Sono gravi e secondo la mia personale opinione, se confermate nella versione definitiva, dovrebbero portare ad un rifiuto di questo prodotto.
Le cose che non vanno sono tre, e nessuna di esse ha a che fare con la qualità, la bontà o la sicurezza del prodotto in sé, od è particolarmente evidente.
Sono invece abbastanza nascoste, due nell’accordo di licenza che ovviamente nessuno ha letto, ma che dico, scorso velocemente, ma che dico, degnato di un occhiata, mentre la terza è addirittura all’altro capo di un filo sempre più corto che in questo caso arriva a Mountain View.
La prima cosa negativa nell’accordo di licenza, ahimè sempre più comune nei software di largo consumo, è che il produttore del software si riserva il diritto di installare sul vostro computer qualunque software o componente desideri, senza dover richiedere alcun consenso o dovervi nessuna spiegazione.
Si tratta di un comportamento in passato dominio esclusivo di virus e worm, poi adottato da un noto sistema operativo, ed infine diffusosi a macchia d’olio in suite di ufficio, player multimediali, toolbar, software gratuiti, etc. etc.
E’ una caratteristica inaccettabile per chiunque usi il proprio computer con coscienza, e che per me implica il “naturale” rifiuto di utilizzare qualunque prodotto che la possieda. Si, si può fare e non e’ neppure troppo difficile. Chiedetemi come!
La seconda caratteristica è che l’accordo di licenza prevede che “in futuro” i dati manipolati da Chrome per meglio servire il suo utente potranno essere utilizzati dal vero padrone “per altri scopi”. Quali ovviamente non e’ dato sapere. Un mandato in bianco.
Non si tratta solo della privacy di dati personali, si tratta di dati potenzialmente molto più intimi. Non solo la navigazione al completo, le chat ed i download, ma persino l’interazione con il mouse, il mio nervosismo ed al limite i sacramenti intercettati dal microfono potrebbero facilmente essere trasferiti oltreoceano legalmente per essere elaborati, e certamente lo saranno se permetteranno di fare più soldi. Non saranno “diavoletti” ma ficcanaso certamente si.

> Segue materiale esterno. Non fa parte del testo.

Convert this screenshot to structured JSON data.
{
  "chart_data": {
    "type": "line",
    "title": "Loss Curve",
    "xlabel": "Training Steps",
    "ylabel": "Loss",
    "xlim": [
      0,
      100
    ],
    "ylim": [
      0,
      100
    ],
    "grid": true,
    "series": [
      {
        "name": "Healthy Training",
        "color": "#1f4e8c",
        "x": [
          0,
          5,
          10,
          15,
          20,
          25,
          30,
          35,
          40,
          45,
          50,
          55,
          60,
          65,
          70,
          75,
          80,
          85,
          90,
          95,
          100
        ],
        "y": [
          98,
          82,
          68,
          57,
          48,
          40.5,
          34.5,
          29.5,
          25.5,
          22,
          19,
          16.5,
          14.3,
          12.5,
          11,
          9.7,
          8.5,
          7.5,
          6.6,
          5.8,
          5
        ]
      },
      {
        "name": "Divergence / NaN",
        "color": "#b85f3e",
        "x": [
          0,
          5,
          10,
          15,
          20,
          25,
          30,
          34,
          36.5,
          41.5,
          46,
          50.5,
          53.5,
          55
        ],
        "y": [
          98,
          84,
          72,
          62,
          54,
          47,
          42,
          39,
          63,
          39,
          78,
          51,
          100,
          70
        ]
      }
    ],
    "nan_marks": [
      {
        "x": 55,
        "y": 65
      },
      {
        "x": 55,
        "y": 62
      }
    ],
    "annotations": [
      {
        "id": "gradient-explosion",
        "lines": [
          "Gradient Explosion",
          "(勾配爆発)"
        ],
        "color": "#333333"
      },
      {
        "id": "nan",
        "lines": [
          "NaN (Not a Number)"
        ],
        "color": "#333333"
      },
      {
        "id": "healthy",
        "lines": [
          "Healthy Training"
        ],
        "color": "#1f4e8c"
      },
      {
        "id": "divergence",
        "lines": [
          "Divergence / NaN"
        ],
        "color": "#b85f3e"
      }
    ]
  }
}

Qualcuno obbietterà che è quello che già succede con tutte le applicazioni gratuite di Google, GMail in testa, e che la maggioranza del popolo della Rete usa tranquillamente. Verissimo, infatti si parla giustamente di “Popolo bue”. Nulla rimane da dire.
La terza cosa è invece una valutazione su quello che l’integrazione spinta della Rete nei nostri desktop implica. Oltre due decenni fa lo slogan di una azienda pioniera ed innovatrice come Sun Microsystems era “The network is the computer” — la Rete è il Computer.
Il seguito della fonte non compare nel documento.